Review: Galveston


Hitman with a terminal cancer diagnosis Ben Foster is sent on a job by boss Beau Bridges. Job goes to pot (he was clearly set up to fail), and somehow Foster ends up with a new driving companion, 19 year-old hooker Elle Fanning (and her 3 year-old sister), as he plots his next move. Robert Aramayo plays a young crim who tries to get Foster to come on board with him. The exchange doesn’t go well for the former. At all.



Perhaps star Ben Foster really wanted to work with French actress Melanie Laurent, no matter what the project was. What possessed the latter to choose this adaptation of a Nic Pizzolatto (creator of the “True Detective” TV series, writer of the flat remake of “The Magnificent Seven”) novel to be her English-language directorial debut is puzzling to me. Scripted by the author himself, it’s a disappointingly clichéd road movie with noir touches that goes nowhere new, and does so slowly. It’s pretty sluggish and boring to be honest. Foster and Elle Fanning are much, much better than the material, whilst Beau Bridges’ considerable (and underrated) presence goes entirely wasted in a too-tiny part. It’s the kind of film where even if you haven’t seen it before, it feels like you have a million times over. The film’s final stages admittedly do take a turn (in tone) I wasn’t entirely expecting, but it’s not a turn I was terribly receptive to. In fact, it’s pretty grim and pointless and definitely depressing. It completely falls apart with a time jump that just doesn’t seem to belong here at all, at least not as written. After spending 95% of the time as a small character piece road movie, it suddenly wants to be “Magnolia”? Yeah, that’s a hard pass from me thank you.

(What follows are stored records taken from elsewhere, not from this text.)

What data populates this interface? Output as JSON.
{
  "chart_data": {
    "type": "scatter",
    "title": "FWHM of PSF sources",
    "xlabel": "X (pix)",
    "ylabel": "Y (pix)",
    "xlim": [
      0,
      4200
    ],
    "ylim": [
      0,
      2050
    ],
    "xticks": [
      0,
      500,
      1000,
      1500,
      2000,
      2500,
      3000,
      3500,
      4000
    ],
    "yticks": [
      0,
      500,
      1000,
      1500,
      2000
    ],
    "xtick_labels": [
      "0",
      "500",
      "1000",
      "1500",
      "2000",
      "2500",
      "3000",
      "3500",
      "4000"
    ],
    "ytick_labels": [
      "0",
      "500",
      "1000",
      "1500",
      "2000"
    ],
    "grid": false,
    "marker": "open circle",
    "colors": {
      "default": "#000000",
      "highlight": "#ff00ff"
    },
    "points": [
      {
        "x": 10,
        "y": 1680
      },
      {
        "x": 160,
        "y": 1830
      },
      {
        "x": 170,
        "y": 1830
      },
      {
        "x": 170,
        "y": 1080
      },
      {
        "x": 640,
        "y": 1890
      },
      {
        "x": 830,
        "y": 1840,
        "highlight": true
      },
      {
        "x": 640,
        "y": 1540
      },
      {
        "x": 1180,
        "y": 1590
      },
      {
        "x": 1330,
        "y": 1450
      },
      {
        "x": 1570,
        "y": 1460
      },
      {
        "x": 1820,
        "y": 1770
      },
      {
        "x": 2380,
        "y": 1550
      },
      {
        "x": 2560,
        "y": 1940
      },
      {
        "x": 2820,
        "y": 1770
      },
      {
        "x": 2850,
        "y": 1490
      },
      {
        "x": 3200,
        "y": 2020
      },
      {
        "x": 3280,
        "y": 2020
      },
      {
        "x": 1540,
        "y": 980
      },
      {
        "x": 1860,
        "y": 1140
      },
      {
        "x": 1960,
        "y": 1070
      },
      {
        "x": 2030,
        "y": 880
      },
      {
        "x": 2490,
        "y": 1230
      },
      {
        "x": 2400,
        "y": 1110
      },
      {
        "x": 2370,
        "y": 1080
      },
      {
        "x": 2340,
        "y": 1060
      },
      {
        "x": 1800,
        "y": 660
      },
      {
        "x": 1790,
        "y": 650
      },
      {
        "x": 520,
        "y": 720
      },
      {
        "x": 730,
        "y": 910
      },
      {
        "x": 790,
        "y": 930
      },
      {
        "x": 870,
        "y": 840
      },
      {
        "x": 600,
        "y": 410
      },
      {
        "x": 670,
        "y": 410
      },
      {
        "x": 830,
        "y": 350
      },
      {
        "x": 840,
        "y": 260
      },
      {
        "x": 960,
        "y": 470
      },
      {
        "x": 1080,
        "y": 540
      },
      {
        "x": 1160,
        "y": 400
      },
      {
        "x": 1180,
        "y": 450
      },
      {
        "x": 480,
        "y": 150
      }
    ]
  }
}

I guess some might be interested that Foster’s character remains fairly unlikeable throughout, but that’s hardly enough to put this one over the line for me. Despite helping out Fanning, and despite his terminal illness, he’s still not a nice guy at all and is frequently pissed off in fact. He’s the type of guy who chain-smokes despite his lung cancer diagnosis, and is pretty much in denial about the latter. Aggressively in denial, in fact. A well-cast Foster sells it well, it’s just not especially interesting to watch him do it. Elle Fanning is stuck with the stock ‘trashy hooker with a heart of gold’ role, though she’s actually even more impressive than Foster perhaps because she’s got even less to work with. I keep waiting for her to have a truly breakout role, but this ain’t it. Nice small performance by Robert Aramayo as a crim with ambition, loose lips and total shit for brains.



A very minor film with a couple of moderate-to-majorly impressive lead performances playing stock characters, it lacks both originality and urgency. This one’s no “Hell or High Water”, folks. Dreadful final act, as well.